Пока она бегала, из комнаты в кухню и обратно, до нее доходили странные обрывки фраз:

- Накладывая ограничения на кривые и граничные условия…

- Рекурентная формула…

- Идея сглаживания функций…

- Экстраполяция…

- А если каждое слагаемое усреднить?

Профессор, попив чаю и поблагодарив за радушный прием, ушел, а Дора спросила у Максима:

- Слушай, а что означало в вашем разговоре: "прижать волосы на поверхностях"?

Максим рассмеялся:

- Сгладить резкие пики у функций. Понимаешь?

- А-а-а, - разочарованно протянула Дора.

Нет, и это она не понимала и не хотела понимать. Ее все больше раздражали и абракадабра в разговорах, и ночные вскакивания Максима, чтобы что-то записать, его рассеянность на улице, когда он говорил ей после двух обращений, приложив ладонь ко лбу:

- Прости, я был сейчас на втором этаже, а теперь спустился…

Но иногда дома в него вселялся бес озорства, и тогда Максим, к великому удовольствию Юльки, сажал ее себе на плечи, кукарекал, блеял, мычал, щелкал соловьем, и девочка закатывалась от смеха, а он кувыркался на полу, и комната наполнялась шумом, веселой возней, и Дора, поддаваясь веселью, пела, танцевала, взлохмачивала Максиму волосы и снова влюблялась в него.

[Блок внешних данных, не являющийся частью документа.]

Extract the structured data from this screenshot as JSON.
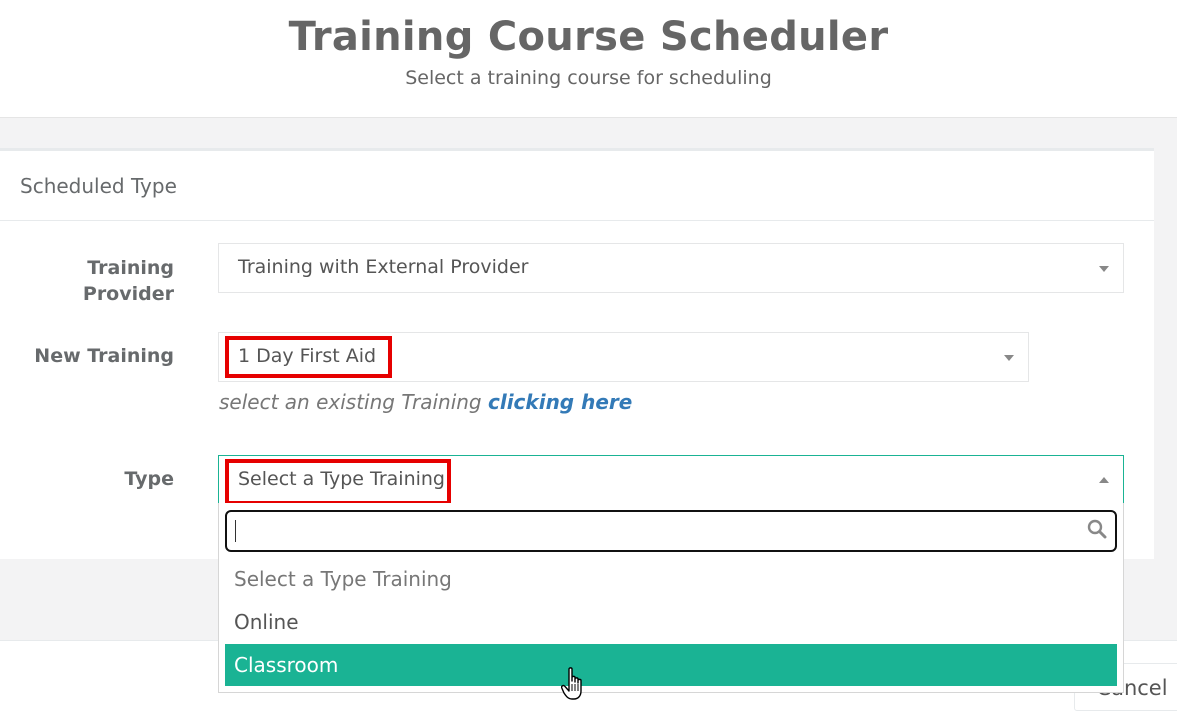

Как-то она заглянула в институт на его кафедру. Дору приятно поразило, что в коридоре, под заголовком "Они сражались за Родину", был помещен портрет Максима военной поры. Он об этом никогда не говорил.

В прокуренной комнатке на узкой доске чья-то рука ("Это Генка Рукасов", - объяснил позже Максим) написала мелом: "Лучше один раз родить, чем всю жизнь бриться". Какой-то старик с седой гривой волос ("Профессор Борщев"), выкрикивал гулко, как в пустую бочку:

- Работать от конца к началу!

Слышались слова:

- Рекурсия… Числа Фибоначчи…

Дом чокнутых!

Дора так и сказала об этом своей подруге Арлете Ноздрюхиной, когда они вместе чаевничали:

- Мой заумник, - при этом Дора приставила розовый пальчик к виску и покрутила им, - не откликается ни на какие разумные просьбы. А мне, представляешь, нечего носить… Просто нет сил быть придатком к его математике.

Но здесь же, словно спохватившись, добавила:

- А может быть, я вздорная баба и не стою его… Не могу подняться до него… Но не всякой под силу быть Софьей Андреевной Толстой…

- А может, ему надо подниматься до тебя? - высказала предположение Арлета.

* * *

Максим часто совершал прогулки с Костроминым. Они превращались для него в семинары, в ступеньки академии, стали необходимыми.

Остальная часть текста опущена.